Phishing Attack Chain Report - Fiverr

Phishing Attack Chain Report

Incident Overview: I recently encountered a phishing attempt within my Fiverr inbox. The attacker used a GIF image to bypass Fiverr’s security measures and avoid detection. The GIF contained a QR code that, when scanned, directed me to a phishing page.

Phishing URL:
Initial URL: https://fiverr.offer984732.cfd/7ky7njr1pzz7970t

Attack Chain:

1. Initial Contact:

   • The phishing attempt began with a message in my Fiverr inbox containing a GIF image.
   • The GIF displayed a QR code instead of a direct link, likely to circumvent Fiverr’s security mechanisms.

2. Phishing Page:

   • Scanning the QR code redirected me to a phishing website disguised to resemble Fiverr’s official payment page.
   • The page prompted me to “receive payment” from a client by adding my credit card details.
   • Notably, right-clicking and other browser functions, such as saving the page, were disabled to prevent analysis or inspection.

3. Redirection to Payment Form:

   • Upon attempting to “receive funds,” I was redirected to another URL: https://fiverr.offer984732.cfd/merchant/order/7ky7njr1pzz7970t
   • This page requested full credit card details under the guise of processing the payment.

4. Transaction Failure:

   • After entering test card details, the page displayed a “transaction failed” message.
   • This indicates the phishing attempt’s goal was purely to collect financial information rather than process any real transaction.

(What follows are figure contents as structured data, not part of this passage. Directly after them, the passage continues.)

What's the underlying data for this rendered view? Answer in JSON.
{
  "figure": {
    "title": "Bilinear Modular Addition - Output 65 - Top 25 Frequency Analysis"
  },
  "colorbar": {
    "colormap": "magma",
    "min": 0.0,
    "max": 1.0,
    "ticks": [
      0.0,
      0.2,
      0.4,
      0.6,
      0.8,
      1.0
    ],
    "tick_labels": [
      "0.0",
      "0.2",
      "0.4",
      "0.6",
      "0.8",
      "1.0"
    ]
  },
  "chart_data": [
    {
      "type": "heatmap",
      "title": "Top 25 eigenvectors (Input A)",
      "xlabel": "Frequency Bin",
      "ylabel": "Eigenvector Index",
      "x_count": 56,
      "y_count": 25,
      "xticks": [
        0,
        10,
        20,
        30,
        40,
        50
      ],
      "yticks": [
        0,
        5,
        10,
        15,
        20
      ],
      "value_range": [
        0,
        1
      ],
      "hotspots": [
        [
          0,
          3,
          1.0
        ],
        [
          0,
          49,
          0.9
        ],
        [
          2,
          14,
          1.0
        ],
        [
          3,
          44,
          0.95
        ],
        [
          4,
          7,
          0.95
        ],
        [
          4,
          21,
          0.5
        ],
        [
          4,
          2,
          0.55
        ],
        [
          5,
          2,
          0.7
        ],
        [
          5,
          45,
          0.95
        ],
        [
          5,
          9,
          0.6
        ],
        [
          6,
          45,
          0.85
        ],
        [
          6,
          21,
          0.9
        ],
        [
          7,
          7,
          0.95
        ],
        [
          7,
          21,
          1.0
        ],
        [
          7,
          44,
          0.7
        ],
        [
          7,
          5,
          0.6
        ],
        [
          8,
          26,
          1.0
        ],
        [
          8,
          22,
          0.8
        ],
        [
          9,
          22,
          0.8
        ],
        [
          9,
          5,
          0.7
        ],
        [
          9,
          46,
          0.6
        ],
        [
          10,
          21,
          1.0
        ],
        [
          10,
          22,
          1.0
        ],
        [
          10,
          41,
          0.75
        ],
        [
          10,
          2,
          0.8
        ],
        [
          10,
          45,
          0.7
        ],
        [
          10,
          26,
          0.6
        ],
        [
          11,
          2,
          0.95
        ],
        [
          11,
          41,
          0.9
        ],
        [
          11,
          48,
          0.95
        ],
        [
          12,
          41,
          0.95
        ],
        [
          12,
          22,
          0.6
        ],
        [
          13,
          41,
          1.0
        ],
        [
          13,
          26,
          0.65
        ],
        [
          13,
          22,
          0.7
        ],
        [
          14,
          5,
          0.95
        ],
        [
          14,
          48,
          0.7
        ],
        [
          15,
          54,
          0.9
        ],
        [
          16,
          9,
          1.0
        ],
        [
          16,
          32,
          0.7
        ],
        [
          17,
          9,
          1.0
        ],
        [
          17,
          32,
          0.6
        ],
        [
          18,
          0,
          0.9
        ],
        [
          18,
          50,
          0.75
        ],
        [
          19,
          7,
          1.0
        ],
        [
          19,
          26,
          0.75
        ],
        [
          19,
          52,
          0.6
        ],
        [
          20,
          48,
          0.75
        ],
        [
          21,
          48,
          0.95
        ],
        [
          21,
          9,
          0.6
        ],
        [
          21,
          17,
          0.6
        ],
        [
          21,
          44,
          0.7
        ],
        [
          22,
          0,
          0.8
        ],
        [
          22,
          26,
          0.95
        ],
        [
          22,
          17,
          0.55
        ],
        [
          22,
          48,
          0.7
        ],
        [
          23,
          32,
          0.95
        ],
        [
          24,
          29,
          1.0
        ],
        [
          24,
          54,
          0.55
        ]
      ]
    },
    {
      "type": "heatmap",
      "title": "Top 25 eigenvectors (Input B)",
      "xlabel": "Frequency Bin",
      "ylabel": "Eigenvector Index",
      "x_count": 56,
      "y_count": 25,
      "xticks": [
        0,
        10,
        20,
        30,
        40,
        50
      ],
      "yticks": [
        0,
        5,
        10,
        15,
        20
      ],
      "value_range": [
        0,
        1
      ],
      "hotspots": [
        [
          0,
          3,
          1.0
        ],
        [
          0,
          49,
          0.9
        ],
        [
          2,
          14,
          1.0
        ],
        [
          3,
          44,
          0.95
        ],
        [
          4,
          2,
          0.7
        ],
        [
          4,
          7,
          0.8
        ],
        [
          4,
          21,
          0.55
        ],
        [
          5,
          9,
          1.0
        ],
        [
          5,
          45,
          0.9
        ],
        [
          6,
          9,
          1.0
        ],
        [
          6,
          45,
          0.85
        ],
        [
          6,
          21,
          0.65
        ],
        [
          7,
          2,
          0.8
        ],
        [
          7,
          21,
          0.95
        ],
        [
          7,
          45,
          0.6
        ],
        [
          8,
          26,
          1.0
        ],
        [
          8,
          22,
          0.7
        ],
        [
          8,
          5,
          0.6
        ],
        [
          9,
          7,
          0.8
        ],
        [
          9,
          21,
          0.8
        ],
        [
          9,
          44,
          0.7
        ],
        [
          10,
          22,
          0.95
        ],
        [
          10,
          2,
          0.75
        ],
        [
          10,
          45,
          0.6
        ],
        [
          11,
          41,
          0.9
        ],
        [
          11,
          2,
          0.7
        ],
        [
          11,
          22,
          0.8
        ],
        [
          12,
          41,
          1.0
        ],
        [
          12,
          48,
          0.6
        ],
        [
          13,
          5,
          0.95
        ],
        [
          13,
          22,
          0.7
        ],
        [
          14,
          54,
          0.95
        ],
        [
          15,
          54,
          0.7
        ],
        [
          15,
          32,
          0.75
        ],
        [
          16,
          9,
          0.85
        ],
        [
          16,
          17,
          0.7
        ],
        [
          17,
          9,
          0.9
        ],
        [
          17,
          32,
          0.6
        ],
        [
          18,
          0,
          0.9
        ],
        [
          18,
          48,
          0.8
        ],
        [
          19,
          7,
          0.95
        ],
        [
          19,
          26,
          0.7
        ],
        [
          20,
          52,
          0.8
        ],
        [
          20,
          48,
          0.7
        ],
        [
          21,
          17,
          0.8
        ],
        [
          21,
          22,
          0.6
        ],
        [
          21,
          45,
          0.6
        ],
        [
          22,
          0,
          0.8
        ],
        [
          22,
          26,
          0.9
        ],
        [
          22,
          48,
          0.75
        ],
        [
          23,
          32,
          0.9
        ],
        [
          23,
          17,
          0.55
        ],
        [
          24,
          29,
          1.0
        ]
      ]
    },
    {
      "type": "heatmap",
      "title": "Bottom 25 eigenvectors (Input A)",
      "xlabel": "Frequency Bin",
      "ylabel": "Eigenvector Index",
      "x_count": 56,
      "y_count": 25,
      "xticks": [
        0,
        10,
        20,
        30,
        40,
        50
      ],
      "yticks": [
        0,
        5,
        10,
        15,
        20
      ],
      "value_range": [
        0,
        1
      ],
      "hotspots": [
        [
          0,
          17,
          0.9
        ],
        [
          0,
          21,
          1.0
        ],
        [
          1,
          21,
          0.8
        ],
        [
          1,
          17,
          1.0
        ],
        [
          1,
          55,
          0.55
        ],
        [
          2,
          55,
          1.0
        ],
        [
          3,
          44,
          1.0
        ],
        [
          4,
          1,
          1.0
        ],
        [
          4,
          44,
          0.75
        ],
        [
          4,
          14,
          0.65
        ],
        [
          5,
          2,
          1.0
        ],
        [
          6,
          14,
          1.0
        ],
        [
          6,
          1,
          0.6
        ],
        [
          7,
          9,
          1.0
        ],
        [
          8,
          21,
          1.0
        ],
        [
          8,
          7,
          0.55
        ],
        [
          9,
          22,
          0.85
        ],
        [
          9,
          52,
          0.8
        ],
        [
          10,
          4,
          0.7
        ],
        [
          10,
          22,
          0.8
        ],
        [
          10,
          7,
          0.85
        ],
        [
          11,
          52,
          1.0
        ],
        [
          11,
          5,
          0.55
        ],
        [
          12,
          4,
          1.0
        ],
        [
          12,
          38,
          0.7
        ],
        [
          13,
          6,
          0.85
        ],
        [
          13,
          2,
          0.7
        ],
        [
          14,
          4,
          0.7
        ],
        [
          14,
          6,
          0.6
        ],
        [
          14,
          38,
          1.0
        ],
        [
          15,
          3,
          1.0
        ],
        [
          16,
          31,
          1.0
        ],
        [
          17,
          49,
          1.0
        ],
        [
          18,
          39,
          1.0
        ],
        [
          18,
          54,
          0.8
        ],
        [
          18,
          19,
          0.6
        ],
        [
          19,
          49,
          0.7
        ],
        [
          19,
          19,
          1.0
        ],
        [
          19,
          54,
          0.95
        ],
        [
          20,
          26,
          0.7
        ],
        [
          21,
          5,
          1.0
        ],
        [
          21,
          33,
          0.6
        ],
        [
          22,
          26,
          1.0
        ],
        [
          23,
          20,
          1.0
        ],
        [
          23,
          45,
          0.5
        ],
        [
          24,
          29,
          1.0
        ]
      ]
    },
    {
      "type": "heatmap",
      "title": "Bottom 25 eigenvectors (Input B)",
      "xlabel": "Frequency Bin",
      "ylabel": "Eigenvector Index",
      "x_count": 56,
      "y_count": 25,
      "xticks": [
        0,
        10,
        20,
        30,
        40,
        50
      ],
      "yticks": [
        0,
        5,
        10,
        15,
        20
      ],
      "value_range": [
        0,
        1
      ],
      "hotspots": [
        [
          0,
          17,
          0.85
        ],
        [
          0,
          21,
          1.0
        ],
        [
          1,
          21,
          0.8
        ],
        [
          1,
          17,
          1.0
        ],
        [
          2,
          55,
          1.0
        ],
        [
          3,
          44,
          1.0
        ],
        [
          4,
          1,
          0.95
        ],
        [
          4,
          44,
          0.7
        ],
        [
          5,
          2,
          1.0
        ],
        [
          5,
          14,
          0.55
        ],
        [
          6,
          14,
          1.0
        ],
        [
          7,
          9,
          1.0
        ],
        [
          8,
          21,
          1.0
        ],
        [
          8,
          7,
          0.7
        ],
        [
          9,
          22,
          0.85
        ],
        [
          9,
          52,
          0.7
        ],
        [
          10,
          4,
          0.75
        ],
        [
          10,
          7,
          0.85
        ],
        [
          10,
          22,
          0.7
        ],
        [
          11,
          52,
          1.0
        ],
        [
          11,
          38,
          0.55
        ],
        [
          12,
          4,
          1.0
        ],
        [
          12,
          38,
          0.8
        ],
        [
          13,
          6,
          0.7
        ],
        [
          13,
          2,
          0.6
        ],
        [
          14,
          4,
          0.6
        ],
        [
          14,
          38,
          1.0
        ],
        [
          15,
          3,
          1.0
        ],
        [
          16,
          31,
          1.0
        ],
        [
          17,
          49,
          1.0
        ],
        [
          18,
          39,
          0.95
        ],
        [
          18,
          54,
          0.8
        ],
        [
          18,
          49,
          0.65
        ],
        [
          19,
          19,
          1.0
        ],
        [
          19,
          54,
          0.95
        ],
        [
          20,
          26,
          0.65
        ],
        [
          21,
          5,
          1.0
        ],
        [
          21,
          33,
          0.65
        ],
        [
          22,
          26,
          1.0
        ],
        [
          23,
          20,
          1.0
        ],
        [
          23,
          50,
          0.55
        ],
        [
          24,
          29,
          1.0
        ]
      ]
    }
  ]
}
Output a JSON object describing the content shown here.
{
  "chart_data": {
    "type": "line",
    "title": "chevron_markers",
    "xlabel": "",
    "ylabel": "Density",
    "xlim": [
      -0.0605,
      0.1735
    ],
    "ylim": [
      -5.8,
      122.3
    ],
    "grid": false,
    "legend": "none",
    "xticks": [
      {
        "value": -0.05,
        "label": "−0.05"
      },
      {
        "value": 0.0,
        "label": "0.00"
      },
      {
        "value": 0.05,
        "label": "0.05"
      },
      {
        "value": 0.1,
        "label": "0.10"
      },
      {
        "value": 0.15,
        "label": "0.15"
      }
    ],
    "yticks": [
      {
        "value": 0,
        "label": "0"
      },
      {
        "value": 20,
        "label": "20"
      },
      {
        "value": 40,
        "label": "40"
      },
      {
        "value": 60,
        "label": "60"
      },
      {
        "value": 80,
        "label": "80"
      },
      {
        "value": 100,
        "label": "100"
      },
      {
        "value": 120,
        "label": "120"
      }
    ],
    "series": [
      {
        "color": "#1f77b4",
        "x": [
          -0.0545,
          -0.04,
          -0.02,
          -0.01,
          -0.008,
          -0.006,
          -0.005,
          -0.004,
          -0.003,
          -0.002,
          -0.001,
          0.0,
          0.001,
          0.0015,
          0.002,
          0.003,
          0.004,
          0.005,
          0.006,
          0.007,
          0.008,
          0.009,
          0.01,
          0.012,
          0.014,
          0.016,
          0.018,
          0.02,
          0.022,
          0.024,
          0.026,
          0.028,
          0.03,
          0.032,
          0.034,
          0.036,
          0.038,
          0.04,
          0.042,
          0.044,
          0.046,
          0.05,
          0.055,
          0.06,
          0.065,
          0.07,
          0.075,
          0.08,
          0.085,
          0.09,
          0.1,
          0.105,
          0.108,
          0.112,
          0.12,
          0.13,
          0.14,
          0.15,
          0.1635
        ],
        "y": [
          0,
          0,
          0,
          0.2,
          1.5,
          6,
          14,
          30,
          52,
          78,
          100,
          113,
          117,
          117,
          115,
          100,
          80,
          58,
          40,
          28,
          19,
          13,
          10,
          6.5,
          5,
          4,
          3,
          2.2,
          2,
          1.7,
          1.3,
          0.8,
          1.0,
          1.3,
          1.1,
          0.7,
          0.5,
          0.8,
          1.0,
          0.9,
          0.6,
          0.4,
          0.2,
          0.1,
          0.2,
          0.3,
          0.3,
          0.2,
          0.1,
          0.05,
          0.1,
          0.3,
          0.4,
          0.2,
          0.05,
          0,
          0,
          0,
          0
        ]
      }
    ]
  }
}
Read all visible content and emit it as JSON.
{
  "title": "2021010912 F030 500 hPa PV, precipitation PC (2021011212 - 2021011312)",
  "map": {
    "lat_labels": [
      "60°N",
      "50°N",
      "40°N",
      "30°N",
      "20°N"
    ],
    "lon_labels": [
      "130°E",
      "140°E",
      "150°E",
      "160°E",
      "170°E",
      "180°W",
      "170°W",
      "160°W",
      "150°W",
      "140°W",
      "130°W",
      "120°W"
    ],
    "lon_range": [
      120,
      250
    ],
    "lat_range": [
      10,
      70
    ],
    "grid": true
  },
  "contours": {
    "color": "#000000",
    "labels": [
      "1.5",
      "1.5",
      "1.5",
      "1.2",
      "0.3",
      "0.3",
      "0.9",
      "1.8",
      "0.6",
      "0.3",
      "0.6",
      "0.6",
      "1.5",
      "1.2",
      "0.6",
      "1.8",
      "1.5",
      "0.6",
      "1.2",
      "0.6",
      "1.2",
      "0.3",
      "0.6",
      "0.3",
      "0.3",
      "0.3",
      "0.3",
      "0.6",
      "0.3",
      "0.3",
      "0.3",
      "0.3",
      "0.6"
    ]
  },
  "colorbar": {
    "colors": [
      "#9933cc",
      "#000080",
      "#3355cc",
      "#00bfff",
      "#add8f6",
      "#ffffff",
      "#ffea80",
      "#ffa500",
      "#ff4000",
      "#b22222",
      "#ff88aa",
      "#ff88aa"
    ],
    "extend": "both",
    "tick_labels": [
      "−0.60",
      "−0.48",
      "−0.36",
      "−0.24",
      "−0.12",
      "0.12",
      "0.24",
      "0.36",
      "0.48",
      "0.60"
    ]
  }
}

Observations and Indicators of Compromise (IoCs):

• The URL contains suspicious subdomains and random alphanumeric paths.
• The use of QR codes in phishing attempts to avoid link detection.
• Browser functions such as right-clicking being disabled, which is a common phishing tactic.
• Fake payment processing followed by a transaction failure message.

Recommendations:

1. Avoid Scanning Unknown QR Codes:
   • Do not scan QR codes from unknown or unverified sources, especially in online freelance platforms.
2. Verify URLs Carefully:
   • Always cross-check URLs and avoid interacting with unfamiliar domains.
3. Enable Security Features:
   • Use browser extensions and security tools to identify phishing sites.
4. Report the Incident:
   • Report such incidents to Fiverr’s support team and relevant cybersecurity authorities.
5. Monitor Financial Accounts:
   • If any sensitive information was entered, monitor bank statements and enable fraud alerts.

Conclusion: This phishing attempt leveraged an innovative technique by embedding a QR code in a GIF to bypass detection and used social engineering to prompt credit card submission. Users should remain vigilant and report suspicious activity to prevent potential financial loss.